Mr Greiss stared at the victim, spat in her direction and urged waiting journalists to describe her as an "escort" in their articles, Justice Katzmann said.
"Ordinary decent people would regard any expression of contempt for a sexual assault victim as disgraceful, particularly when, as in the case of the first matter, they were informed that the sexual assault was 'brutal'," she wrote.
The defamatory statements he spat at the victim did no further harm to his reputation, the judge found.
Seven failed in a defence its news article or Facebook post were merely honest opinions.
However, it succeeded in showing Ryan's tweet was her own opinion.
With Mr Greiss only able to show that the network's Facebook post was defamatory, Justice Katzmann awarded him "nominal damages".
The Hayne fan had showed "overt hostility" towards the rape victim as she left the courthouse and had engaged in "generally disgraceful behaviour" in front of journalists and television cameras on a public street, she wrote.
She awarded $35,000 in damages plus interest for Mr Greiss' feelings of shame, anger, embarrassment and distress regarding the Facebook post.
Hayne raped the woman at her home near Newcastle on the night of the 2018 NRL Grand Final.
He was in town for a bucks' weekend and paid a taxi driver $550 to wait outside the house, which the woman shared with her mother, before he was driven to Sydney.

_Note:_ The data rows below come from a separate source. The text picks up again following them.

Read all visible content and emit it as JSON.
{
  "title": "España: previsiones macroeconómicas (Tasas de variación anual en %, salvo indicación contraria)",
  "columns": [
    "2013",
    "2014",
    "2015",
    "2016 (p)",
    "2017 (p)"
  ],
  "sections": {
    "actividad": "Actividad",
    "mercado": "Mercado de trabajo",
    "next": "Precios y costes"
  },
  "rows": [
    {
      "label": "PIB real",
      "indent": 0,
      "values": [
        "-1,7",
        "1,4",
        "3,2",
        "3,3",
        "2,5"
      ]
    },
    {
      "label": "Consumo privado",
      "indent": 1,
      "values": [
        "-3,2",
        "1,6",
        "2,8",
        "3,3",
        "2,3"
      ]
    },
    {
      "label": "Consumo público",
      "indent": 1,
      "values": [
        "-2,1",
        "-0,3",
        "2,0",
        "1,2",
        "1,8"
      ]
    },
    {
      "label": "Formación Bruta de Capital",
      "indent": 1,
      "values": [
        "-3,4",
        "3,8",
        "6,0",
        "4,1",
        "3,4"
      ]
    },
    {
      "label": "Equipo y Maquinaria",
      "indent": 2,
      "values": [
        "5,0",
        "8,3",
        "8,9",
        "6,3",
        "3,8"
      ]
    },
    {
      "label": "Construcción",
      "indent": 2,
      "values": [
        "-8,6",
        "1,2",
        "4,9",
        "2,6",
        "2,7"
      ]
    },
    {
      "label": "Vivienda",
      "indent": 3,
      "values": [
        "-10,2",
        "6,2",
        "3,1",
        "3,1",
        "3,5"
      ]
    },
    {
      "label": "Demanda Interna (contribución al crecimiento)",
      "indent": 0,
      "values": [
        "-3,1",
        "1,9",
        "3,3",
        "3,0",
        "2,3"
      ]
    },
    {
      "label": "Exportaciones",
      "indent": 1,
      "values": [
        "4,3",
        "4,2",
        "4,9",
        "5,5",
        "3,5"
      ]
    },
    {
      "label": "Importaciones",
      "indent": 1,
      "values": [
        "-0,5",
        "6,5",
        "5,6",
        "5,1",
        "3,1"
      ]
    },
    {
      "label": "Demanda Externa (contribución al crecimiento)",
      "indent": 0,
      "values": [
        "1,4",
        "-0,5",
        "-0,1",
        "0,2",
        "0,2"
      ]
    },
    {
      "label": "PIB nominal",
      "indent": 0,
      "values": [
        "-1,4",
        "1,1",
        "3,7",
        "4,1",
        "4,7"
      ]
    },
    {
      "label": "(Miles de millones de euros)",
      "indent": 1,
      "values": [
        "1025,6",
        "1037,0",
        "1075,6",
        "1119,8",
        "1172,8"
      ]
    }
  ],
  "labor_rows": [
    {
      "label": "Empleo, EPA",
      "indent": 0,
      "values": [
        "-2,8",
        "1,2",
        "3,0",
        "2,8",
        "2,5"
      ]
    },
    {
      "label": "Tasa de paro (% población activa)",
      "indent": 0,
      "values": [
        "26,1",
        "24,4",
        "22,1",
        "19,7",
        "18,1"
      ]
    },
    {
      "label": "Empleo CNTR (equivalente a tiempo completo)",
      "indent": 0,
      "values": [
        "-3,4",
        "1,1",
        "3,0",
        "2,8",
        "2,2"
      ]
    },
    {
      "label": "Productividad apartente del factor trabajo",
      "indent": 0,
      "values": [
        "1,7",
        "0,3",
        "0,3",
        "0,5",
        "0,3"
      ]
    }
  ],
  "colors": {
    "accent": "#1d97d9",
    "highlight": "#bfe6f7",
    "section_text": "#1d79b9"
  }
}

His first trial was abandoned in 2020 due to a hung jury before he was convicted in May 2021 in Newcastle.
This conviction was overturned on appeal and the matter went back for a third trial in 2023 where the ex-footballer was convicted once again.
In May, Hayne was sentenced to four years and nine months in jail with a non-parole period of three years.
He has since appealed this decision again, however a hearing has yet to be scheduled.